Complete Step By Step solution
Given$Q=\left( {}^{3}/{}_{2} \right)RT$, Moles of diatomic gas = 4
Let the moles dissociated be ‘$x$’
1 mole of diatomic gas becomes 2 moles of monatomic gas when the gas is dissociated into atoms.
So, if $x$moles of diatomic gas are dissociated then they will form $2x$moles of monatomic gas.
So, ${{U}_{f}}$ (final internal energy) $=\left( 2x\times \dfrac{3}{2}RT \right)+\left( \left( 4-x \right)\times \dfrac{5}{2}RT \right)$ $[R=NK]$
$R$→ ideal gas constant for monoatomic gas for diatomic gas
And ${{U}_{i}}$ (initial internal energy) $=4\times \dfrac{5}{2}RT$ (as all moles are of diatomic gas before dissociation)
So, $Q={{U}_{f}}-{{U}_{i}}$
$\Rightarrow$ $\dfrac{3}{2}RT=\left( 2x\times \frac{3}{2}RT+\left( 4-x \right)\times \dfrac{5}{2}RT \right)-4\times \dfrac{5}{2}RT$
$\Rightarrow$ $\dfrac{3}{2}RT=3xRT+10RT-\frac{5x}{2}RT-10RT$
$\Rightarrow$ $\dfrac{3}{2}RT=3xRT-\dfrac{5x}{2}RT$
Dividing both sides by$RT$we get, $\dfrac{3}{2}=3x-\dfrac{5x}{2}$
$\Rightarrow$ $\dfrac{3}{2}=\dfrac{6x-5x}{2}$
$\Rightarrow$ $\dfrac{3}{2}=\dfrac{x}{2}$
So,
$\Rightarrow$ $x=3$
So, 3 moles of the gas are dissociated into atoms if temperature is kept constant.

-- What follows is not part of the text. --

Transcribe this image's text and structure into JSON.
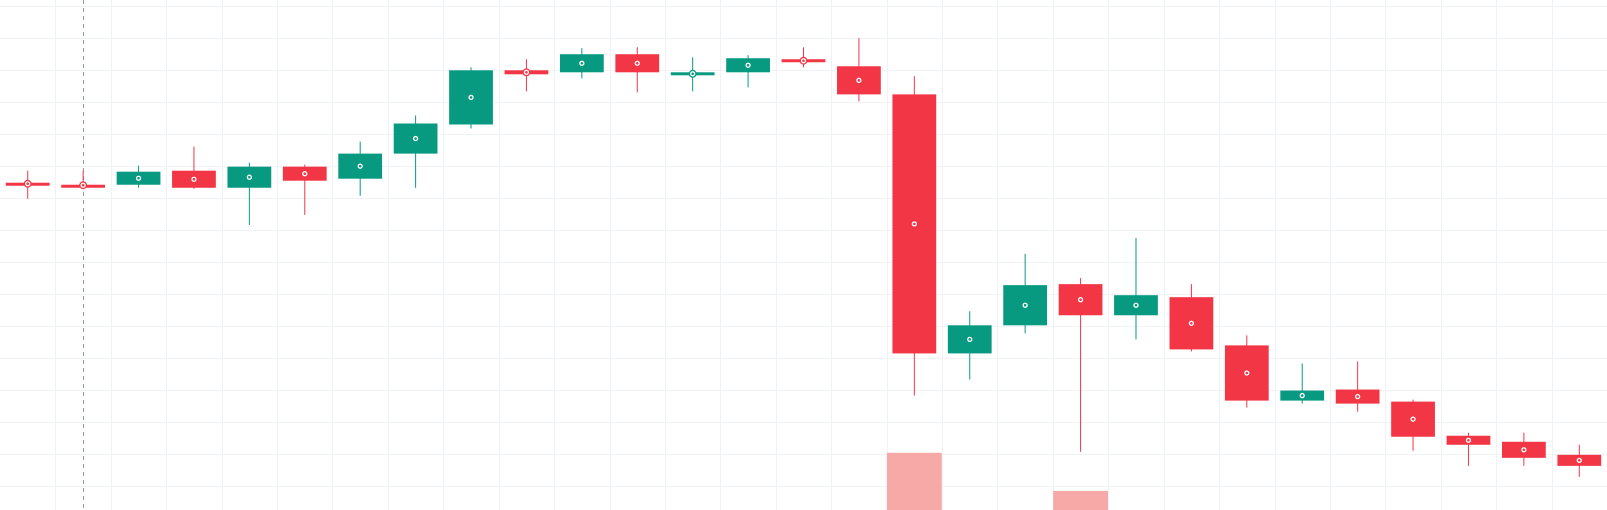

So, option (i) is correct.

Additional Information Kinetic Energy is the only one, contributing to the internal energy. Each degree of freedom contributes, ${}^{1}/{}_{2}KT$ per atom to the internal energy. For monatomic ideal gases with $N$atoms, its total internal energy $U$ is given as, $U=\frac{3}{2}NKT$ and for diatomic gases, $U=\dfrac{5}{2}NKT$
The degrees of freedom ($F$) for monatomic gas is 3 and for diatomic gas is 5.
Degree of Freedom: It is the no. of values in the final calculation of a statistic that are free to vary or we can say that it is the no. of independent ways by which a dynamic system can move, without violating any constraint imposed on it.
Monoatomic gas has three translational degrees of freedom. These are due to the motion of the centre of mass of that molecule along$x-axis$, $y-axis$and $z-axis$
Diatomic molecule can rotate about any axis at right angles to its own axis. Hence it has two degrees of freedom of rotational motion in addition to three degrees of freedom of translational motion.

Note Concepts of thermodynamics and its laws should be studied well. Degrees of Freedom of various types of molecules should be known along with their internal energies. The role of temperature can be studied and its effect on the variation of internal energy.